Среди механистов имеются идеалисты, с которыми нам еще придется долго воевать. Ведь для всех вас ясно, что в воззрениях т. Сарабьянова несомненно очень много от субъективного идеализма; всякий, кто прочитал его последнюю книжку, в этом лишний раз убедится. Борьба против аксельродовского кантианства в этике есть также борьба с идеализмом. Таким образом, борьба с идеализмом велась и ведется нами, но в несколько иных условиях.

Победа, которая была одержана диалектиками над механистами сыграла огромную роль, имела огромное значение, которое может быть еще не поддается сейчас учету. Значение ее состоит в том, что диалектический материализм действительно проник в широкие круги, что он ворвался повсюду ,во все конкретные дисциплины. Прежде всего надо отметить, что он проник туда, куда раньше марксизм не имел доступа, т.е. в естественнонаучные дисциплины. В связи с этим авторитет марксизма необычайно вырос, в настоящее время можно сказать, что нет ни одного съезда специалистов, на который не приглашались бы представители  диалектического материализма с соответствующими докладами, в которых была бы дана правильная методическая установка.

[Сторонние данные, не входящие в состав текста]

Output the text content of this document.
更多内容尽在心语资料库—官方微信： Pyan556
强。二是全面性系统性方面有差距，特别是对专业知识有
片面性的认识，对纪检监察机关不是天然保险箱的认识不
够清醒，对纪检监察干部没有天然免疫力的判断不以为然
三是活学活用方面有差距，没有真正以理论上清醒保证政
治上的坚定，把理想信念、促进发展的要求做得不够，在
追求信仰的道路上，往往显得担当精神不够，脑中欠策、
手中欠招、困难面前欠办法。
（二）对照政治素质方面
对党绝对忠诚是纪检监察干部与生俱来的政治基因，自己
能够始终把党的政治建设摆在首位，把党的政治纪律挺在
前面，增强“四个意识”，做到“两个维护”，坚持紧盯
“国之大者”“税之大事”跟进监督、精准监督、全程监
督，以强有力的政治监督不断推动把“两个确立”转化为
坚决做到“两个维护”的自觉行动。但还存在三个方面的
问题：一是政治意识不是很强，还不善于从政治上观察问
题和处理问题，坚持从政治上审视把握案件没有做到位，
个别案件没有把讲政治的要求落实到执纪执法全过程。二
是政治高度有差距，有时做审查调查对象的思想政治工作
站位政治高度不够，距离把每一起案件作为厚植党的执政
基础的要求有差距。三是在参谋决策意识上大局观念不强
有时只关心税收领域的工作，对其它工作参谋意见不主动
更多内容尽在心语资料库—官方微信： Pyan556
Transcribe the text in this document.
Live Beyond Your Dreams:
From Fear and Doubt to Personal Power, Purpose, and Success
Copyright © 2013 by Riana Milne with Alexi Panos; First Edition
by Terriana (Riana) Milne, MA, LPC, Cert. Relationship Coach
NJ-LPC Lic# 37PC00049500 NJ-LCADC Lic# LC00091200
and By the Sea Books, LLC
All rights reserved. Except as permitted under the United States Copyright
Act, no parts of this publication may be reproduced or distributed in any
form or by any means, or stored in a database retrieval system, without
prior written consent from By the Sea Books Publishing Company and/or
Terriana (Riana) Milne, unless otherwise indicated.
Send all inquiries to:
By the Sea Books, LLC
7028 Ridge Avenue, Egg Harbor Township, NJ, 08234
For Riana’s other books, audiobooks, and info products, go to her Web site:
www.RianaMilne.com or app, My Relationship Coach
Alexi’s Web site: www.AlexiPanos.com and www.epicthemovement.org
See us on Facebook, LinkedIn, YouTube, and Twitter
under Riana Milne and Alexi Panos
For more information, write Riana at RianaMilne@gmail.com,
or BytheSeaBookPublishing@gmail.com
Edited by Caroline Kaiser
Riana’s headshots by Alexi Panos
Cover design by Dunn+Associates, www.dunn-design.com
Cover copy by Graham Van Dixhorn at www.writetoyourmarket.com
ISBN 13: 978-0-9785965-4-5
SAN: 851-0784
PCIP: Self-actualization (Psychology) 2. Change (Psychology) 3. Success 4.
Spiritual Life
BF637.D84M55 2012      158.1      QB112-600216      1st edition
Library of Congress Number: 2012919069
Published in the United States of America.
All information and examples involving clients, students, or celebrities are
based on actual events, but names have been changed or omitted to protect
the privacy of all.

Возвращаясь к деятельности общества воинствующих материалистов, необходимо напомнить, что членами его раньше состояли и механисты. Туда входил и Степанов, и Тимирязев, и Аксельрод и др. Но когда мы столкнулись на новом этапе революции с новыми задачами, когда мы вынуждены были осмыслить новый этап революции и дать ответ на новые проблемы в области конкретных наук, в едином лагере материалистов произошел раскол. Этот новый этап в развитии у нас философской мысли характеризуется тем, что в центре внимания встали проблемы диалектики, и мы выработали тогда соответствующую платформу, в которой говорилось о роли и значении материалистической диалектики, но эта платформа, которая ныне может показаться совершенно невинной, не была принята частью членов Общества воинствующих материалистов. Мало того, когда мы предложили заменить название Общества воинствующих материалистов названием Общества воинствующих материалистов-диалектиков, то это встретило оппозицию, встретило сопротивление, и тогда мы вынуждены были, – и пусть это нам ныне поставят в упрек, –  мы вынуждены были расколоть Общество воинствующих материалистов, разбить его, т. е. отмежеваться от механистов и воздать новое  Общество. Мы это и сделали, и что же мы потеряли от этого? Нет, мы не потеряли, а мы выиграли в тысячу раз больше, чем если бы мы сохранили старое общество.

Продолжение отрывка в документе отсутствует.